Pegada de carbono do digital: os data centers no centro do debate
O crescimento do uso de nuvem e das consultas de IA generativa reabriu em 2024 o debate sobre a sustentabilidade energética do setor. As emissões de gases de efeito estufa dos data centers aumentaram de forma significativa na França, segundo dados divulgados pelo Le Monde.
O problema vai além do simples consumo elétrico. A água utilizada para o resfriamento dos servidores, a fabricação de componentes eletrônicos e a renovação acelerada do material sob a influência da IA constituem itens de impacto ambiental que os balanços de carbono clássicos subestimam.
Responsabilidade digital: um mecanismo ainda subexplorado
A Numeum qualifica a responsabilidade digital como “um mecanismo estratégico ainda subexplorado” pelas empresas francesas. As iniciativas de green IT não se disseminaram massivamente além dos grandes grupos. As PME e ETI, que representam uma parte substancial do tecido econômico, permanecem à margem desses assuntos, devido à falta de metodologia padronizada e de retorno sobre investimento mensurável a curto prazo.
Mídias sociais e usos digitais: a barreira dos cinco bilhões
O número de usuários de mídias sociais ultrapassou a marca de cinco bilhões no mundo em 2024, segundo o Digital Report da We Are Social, com um aumento de 266 milhões ao longo do ano. O tempo diário gasto nas plataformas sociais é de 2 horas e 23 minutos em média.

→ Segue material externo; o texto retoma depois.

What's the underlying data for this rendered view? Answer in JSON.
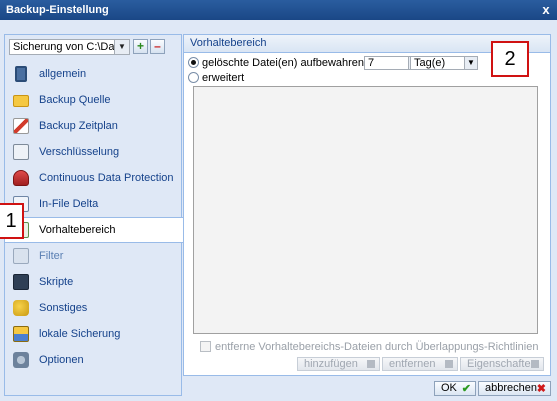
{
  "window": {
    "title": "Backup-Einstellung",
    "close_label": "x"
  },
  "sidebar": {
    "source_select": "Sicherung von C:\\Daten",
    "add_label": "+",
    "remove_label": "–",
    "items": [
      {
        "label": "allgemein",
        "icon": "phone-icon"
      },
      {
        "label": "Backup Quelle",
        "icon": "folder-icon"
      },
      {
        "label": "Backup Zeitplan",
        "icon": "schedule-icon"
      },
      {
        "label": "Verschlüsselung",
        "icon": "lock-document-icon"
      },
      {
        "label": "Continuous Data Protection",
        "icon": "shield-icon"
      },
      {
        "label": "In-File Delta",
        "icon": "file-icon"
      },
      {
        "label": "Vorhaltebereich",
        "icon": "archive-icon"
      },
      {
        "label": "Filter",
        "icon": "filter-icon"
      },
      {
        "label": "Skripte",
        "icon": "script-icon"
      },
      {
        "label": "Sonstiges",
        "icon": "misc-icon"
      },
      {
        "label": "lokale Sicherung",
        "icon": "local-backup-icon"
      },
      {
        "label": "Optionen",
        "icon": "options-icon"
      }
    ]
  },
  "main": {
    "header": "Vorhaltebereich",
    "radio1_label": "gelöschte Datei(en) aufbewahren für",
    "days_value": "7",
    "unit_value": "Tag(e)",
    "radio2_label": "erweitert",
    "checkbox_label": "entferne Vorhaltebereichs-Dateien durch Überlappungs-Richtlinien",
    "btn_add": "hinzufügen",
    "btn_remove": "entfernen",
    "btn_props": "Eigenschaften"
  },
  "footer": {
    "ok": "OK",
    "cancel": "abbrechen"
  },
  "markers": {
    "m1": "1",
    "m2": "2"
  }
}
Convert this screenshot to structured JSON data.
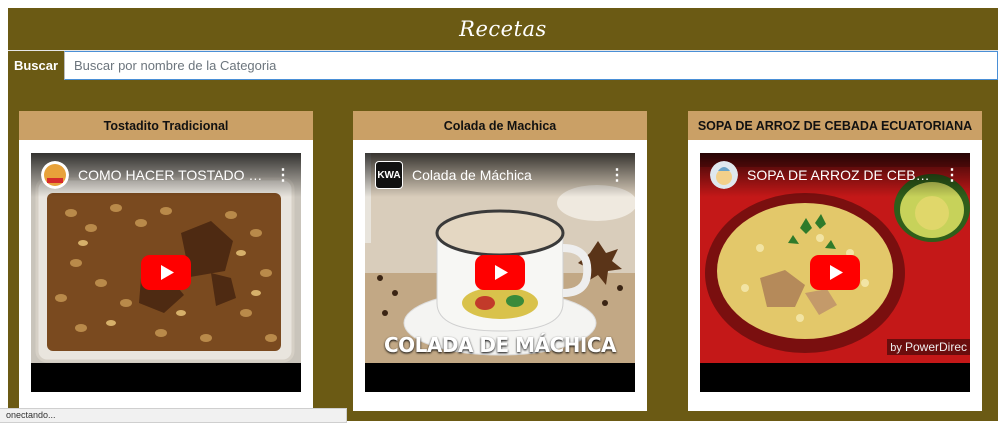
{
  "header": {
    "title": "Recetas"
  },
  "search": {
    "label": "Buscar",
    "placeholder": "Buscar por nombre de la Categoria",
    "value": ""
  },
  "cards": [
    {
      "title": "Tostadito Tradicional",
      "video_title": "COMO HACER TOSTADO S...",
      "channel_icon": "cooking-channel-avatar",
      "overlay": ""
    },
    {
      "title": "Colada de Machica",
      "video_title": "Colada de Máchica",
      "channel_icon": "KWA",
      "overlay": "COLADA DE MÁCHICA"
    },
    {
      "title": "SOPA DE ARROZ DE CEBADA ECUATORIANA",
      "video_title": "SOPA DE ARROZ DE CEBAD...",
      "channel_icon": "soup-channel-avatar",
      "watermark_by": "by",
      "watermark": "PowerDirec"
    }
  ],
  "status_text": "onectando...",
  "colors": {
    "brand": "#6b5a14",
    "card_header": "#caa066",
    "youtube_red": "#ff0000"
  },
  "icons": [
    "play-icon",
    "kebab-menu-icon",
    "channel-avatar-icon"
  ]
}
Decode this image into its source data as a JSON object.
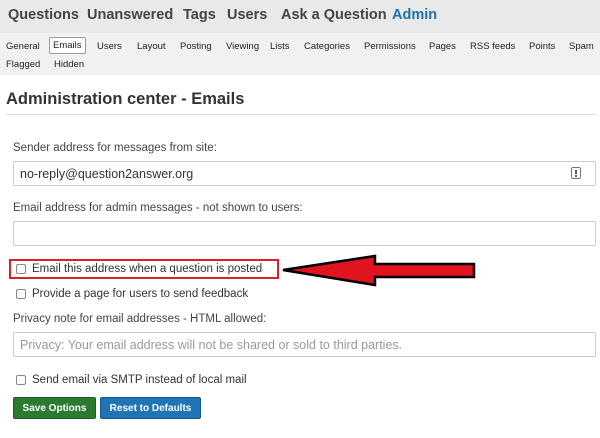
{
  "topnav": {
    "items": [
      {
        "label": "Questions",
        "active": false
      },
      {
        "label": "Unanswered",
        "active": false
      },
      {
        "label": "Tags",
        "active": false
      },
      {
        "label": "Users",
        "active": false
      },
      {
        "label": "Ask a Question",
        "active": false
      },
      {
        "label": "Admin",
        "active": true
      }
    ]
  },
  "subnav": {
    "row1": [
      "General",
      "Emails",
      "Users",
      "Layout",
      "Posting",
      "Viewing",
      "Lists",
      "Categories",
      "Permissions",
      "Pages",
      "RSS feeds",
      "Points",
      "Spam"
    ],
    "row2": [
      "Flagged",
      "Hidden"
    ],
    "selected": "Emails"
  },
  "page": {
    "title": "Administration center - Emails"
  },
  "form": {
    "sender_label": "Sender address for messages from site:",
    "sender_value": "no-reply@question2answer.org",
    "admin_email_label": "Email address for admin messages - not shown to users:",
    "admin_email_value": "",
    "notify_on_question_label": "Email this address when a question is posted",
    "feedback_page_label": "Provide a page for users to send feedback",
    "privacy_label": "Privacy note for email addresses - HTML allowed:",
    "privacy_placeholder": "Privacy: Your email address will not be shared or sold to third parties.",
    "smtp_label": "Send email via SMTP instead of local mail"
  },
  "buttons": {
    "save_label": "Save Options",
    "reset_label": "Reset to Defaults"
  },
  "colors": {
    "accent": "#1f6fab",
    "highlight": "#d9232b",
    "save": "#2c7a30",
    "reset": "#1f74b5"
  }
}
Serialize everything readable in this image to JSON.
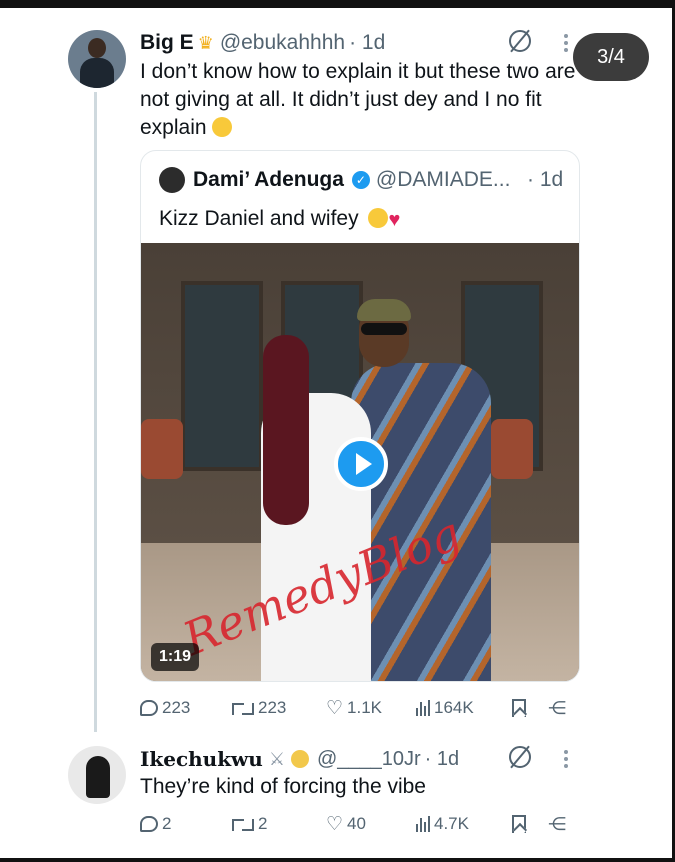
{
  "pager": "3/4",
  "main_tweet": {
    "name": "Big E",
    "handle": "@ebukahhhh",
    "time": "· 1d",
    "text": "I don’t know how to explain it but these two are not giving at all. It didn’t just dey and I no fit explain",
    "actions": {
      "replies": "223",
      "reposts": "223",
      "likes": "1.1K",
      "views": "164K"
    }
  },
  "quoted_tweet": {
    "name": "Dami’ Adenuga",
    "handle": "@DAMIADE...",
    "time": "· 1d",
    "text": "Kizz Daniel and wifey",
    "video": {
      "duration": "1:19",
      "watermark": "RemedyBlog"
    }
  },
  "reply_tweet": {
    "name": "Ikechukwu",
    "handle": "@____10Jr",
    "time": "· 1d",
    "text": "They’re kind of forcing the vibe",
    "actions": {
      "replies": "2",
      "reposts": "2",
      "likes": "40",
      "views": "4.7K"
    }
  },
  "colors": {
    "accent": "#1d9bf0",
    "muted": "#536471",
    "text": "#0f1419"
  },
  "icons": [
    "grok-icon",
    "more-icon",
    "reply-icon",
    "repost-icon",
    "like-icon",
    "views-icon",
    "bookmark-icon",
    "share-icon",
    "play-icon",
    "verified-icon"
  ]
}
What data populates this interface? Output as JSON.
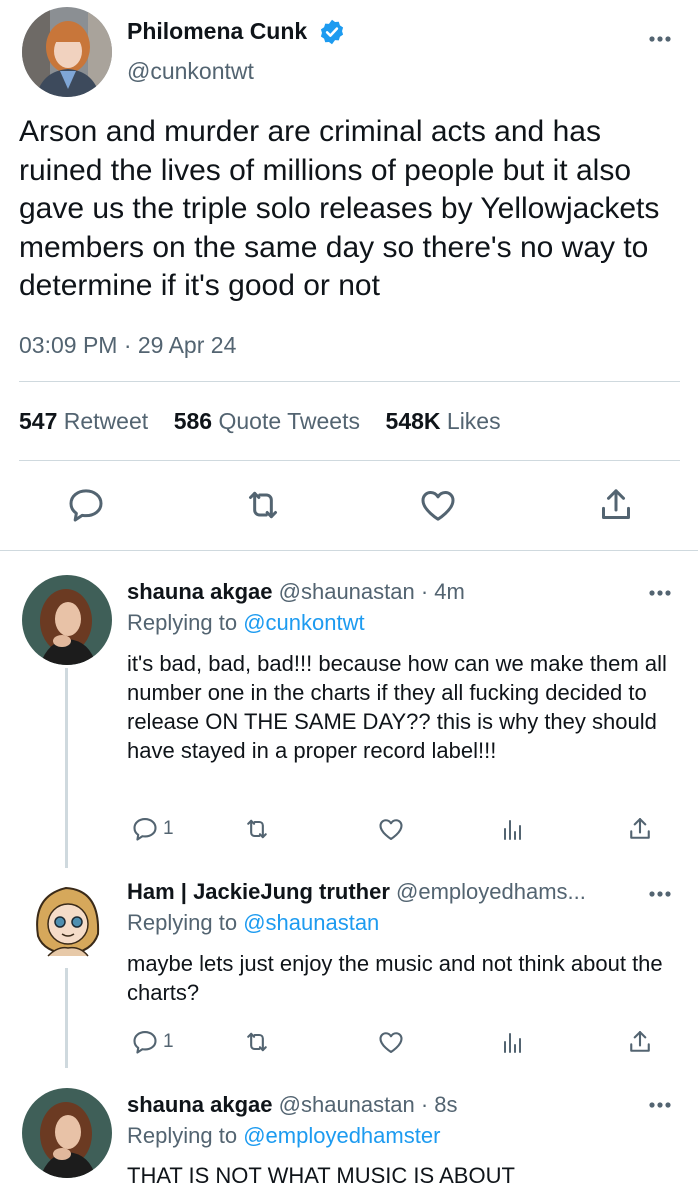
{
  "tweet": {
    "name": "Philomena Cunk",
    "handle": "@cunkontwt",
    "text": "Arson and murder are criminal acts and has ruined the lives of millions of people but it also gave us the triple solo releases by Yellowjackets members on the same day so there's no way to determine if it's good or not",
    "timestamp": "03:09 PM · 29 Apr 24",
    "retweets": "547",
    "retweets_label": "Retweet",
    "quotes": "586",
    "quotes_label": "Quote Tweets",
    "likes": "548K",
    "likes_label": "Likes"
  },
  "replies": [
    {
      "name": "shauna akgae",
      "handle_time": "@shaunastan · 4m",
      "replying_prefix": "Replying to",
      "replying_to": "@cunkontwt",
      "text": "it's bad, bad, bad!!! because how can we make them all number one in the charts if they all fucking decided to release ON THE SAME DAY?? this is why they should have stayed in a proper record label!!!",
      "reply_count": "1"
    },
    {
      "name": "Ham | JackieJung truther",
      "handle_time": "@employedhams...",
      "replying_prefix": "Replying to",
      "replying_to": "@shaunastan",
      "text": "maybe lets just enjoy the music and not think about the charts?",
      "reply_count": "1"
    },
    {
      "name": "shauna akgae",
      "handle_time": "@shaunastan · 8s",
      "replying_prefix": "Replying to",
      "replying_to": "@employedhamster",
      "text": "THAT IS NOT WHAT MUSIC IS ABOUT"
    }
  ],
  "colors": {
    "accent": "#1d9bf0",
    "muted": "#536471",
    "text": "#0f1419",
    "divider": "#cfd9de"
  }
}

Os usos se diversificaram além do entretenimento e da manutenção do vínculo social:
- A compra direta através das plataformas (social commerce) se fortaleceu, impulsionada pelos formatos de vídeo curtos e pelo live shopping
- A busca por informações sobre as marcas passa cada vez mais pelas redes sociais em vez de pelos motores de busca tradicionais
- Os formatos efêmeros e os conteúdos gerados pelos usuários continuam a ganhar espaço sobre as publicações institucionais
Essa recomposição dos usos redefine a maneira como as empresas alocam seus orçamentos de marketing digital, com uma transferência progressiva para os formatos nativos das plataformas em detrimento dos canais clássicos.
O cenário digital de 2024 se caracteriza por essa tensão entre um crescimento técnico rápido (IA, nuvem, plataformas sociais) e obstáculos estruturais (desaceleração econômica, restrições regulatórias, dívida ambiental). A forma como cada empresa gerencia simultaneamente sua migração para a nuvem, sua conformidade regulatória e seu balanço de carbono determinará sua posição competitiva nos próximos anos.